In this research project a specific biological phenomenon, known as “protein folding” is studied, and new advanced statistical methods to infer model parameters will be constructed.
Protein folding is a spontaneous process that transforms a disordered polymer into a specific three-dimensional structure. The correct three-dimensional structure is essential to function, although some parts of functional proteins may remain “unfolded”. In addition to this central role of protein folding in biology, protein folding is also associated with a wide range of human diseases. In Cystic Fibrosis, for example, mutations result in faulty protein folding and hence lack of functional protein. In many neurodegenerative diseases, such as Alzheimers disease, proteins “misfold” into toxic protein structures.

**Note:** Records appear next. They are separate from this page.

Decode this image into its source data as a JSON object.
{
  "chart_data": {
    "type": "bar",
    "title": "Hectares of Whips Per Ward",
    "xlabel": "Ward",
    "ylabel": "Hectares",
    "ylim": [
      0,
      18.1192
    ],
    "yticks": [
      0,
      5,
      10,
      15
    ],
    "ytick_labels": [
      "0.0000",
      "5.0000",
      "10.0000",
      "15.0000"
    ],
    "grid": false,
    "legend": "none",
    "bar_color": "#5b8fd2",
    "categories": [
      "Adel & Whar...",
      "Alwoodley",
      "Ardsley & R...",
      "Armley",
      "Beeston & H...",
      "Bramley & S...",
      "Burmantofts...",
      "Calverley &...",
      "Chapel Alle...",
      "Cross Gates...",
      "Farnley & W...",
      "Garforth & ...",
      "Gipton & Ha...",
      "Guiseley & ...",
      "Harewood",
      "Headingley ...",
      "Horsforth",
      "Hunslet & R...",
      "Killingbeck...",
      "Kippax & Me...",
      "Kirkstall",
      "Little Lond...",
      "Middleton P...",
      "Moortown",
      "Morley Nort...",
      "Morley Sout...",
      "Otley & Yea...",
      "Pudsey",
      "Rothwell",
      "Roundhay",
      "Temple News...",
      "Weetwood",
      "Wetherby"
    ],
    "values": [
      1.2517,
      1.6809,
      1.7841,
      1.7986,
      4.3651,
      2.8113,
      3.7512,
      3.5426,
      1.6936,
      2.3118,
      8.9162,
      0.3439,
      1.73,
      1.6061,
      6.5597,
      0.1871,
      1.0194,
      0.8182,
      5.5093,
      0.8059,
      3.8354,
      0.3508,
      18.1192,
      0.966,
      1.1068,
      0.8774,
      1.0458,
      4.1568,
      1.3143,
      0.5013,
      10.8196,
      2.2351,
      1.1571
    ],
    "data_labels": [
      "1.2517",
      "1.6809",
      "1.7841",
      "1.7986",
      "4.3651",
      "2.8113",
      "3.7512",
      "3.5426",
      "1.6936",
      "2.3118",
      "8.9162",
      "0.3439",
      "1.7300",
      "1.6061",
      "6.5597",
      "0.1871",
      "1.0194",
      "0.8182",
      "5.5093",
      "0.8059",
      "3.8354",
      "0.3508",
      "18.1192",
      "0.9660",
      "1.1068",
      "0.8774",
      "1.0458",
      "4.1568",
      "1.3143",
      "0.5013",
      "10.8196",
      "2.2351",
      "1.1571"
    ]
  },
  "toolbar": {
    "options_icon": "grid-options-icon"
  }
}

Mathematical modelling offers a simplified, yet manageable, representation of biological reality. Protein folding, same as all biological phenomena, requires its own inherently “noisy” kinetics to be taken into account by a mathematical model, as its dynamical features result in erratic behaviours which appear as random.
Computer-assisted molecular dynamics simulations of protein folding will be performed in this research project and a simplified mathematical representation for such simulations will be developed, using the theory of stochastic differential equations (SDEs).
A most relevant aspect of the project is the development of new statistical tools to estimate unknown quantities that will be represented in our SDE models. Performing statistical inference for model parameters is necessary but also very complicated, as we aim at considering multidimensional models representing dynamics whose exact values cannot be recorded, as these are affected with measurement errors. Such complications require the use of computationally intensive statistical methodology, whose practical benefits are often limited, as we face the need to analyse large datasets while having at our disposal relatively low computational power. We will therefore develop suitable statistical methods overcoming the need to compute exactly those functionals which are at the basis of gold-standard statistical methods (i.e. the likelihood function). We will revert instead to approximate methods, known as "likelihood-free" methods, such as approximate Bayesian inference, synthetic likelihoods, and other particle methods based on sequential Monte Carlo.
Therefore, in summary, the aim of our project is to develop suitable mathematical models for problem folding kinetics and the statistical methods enabling the estimation of unknown features from recorded data.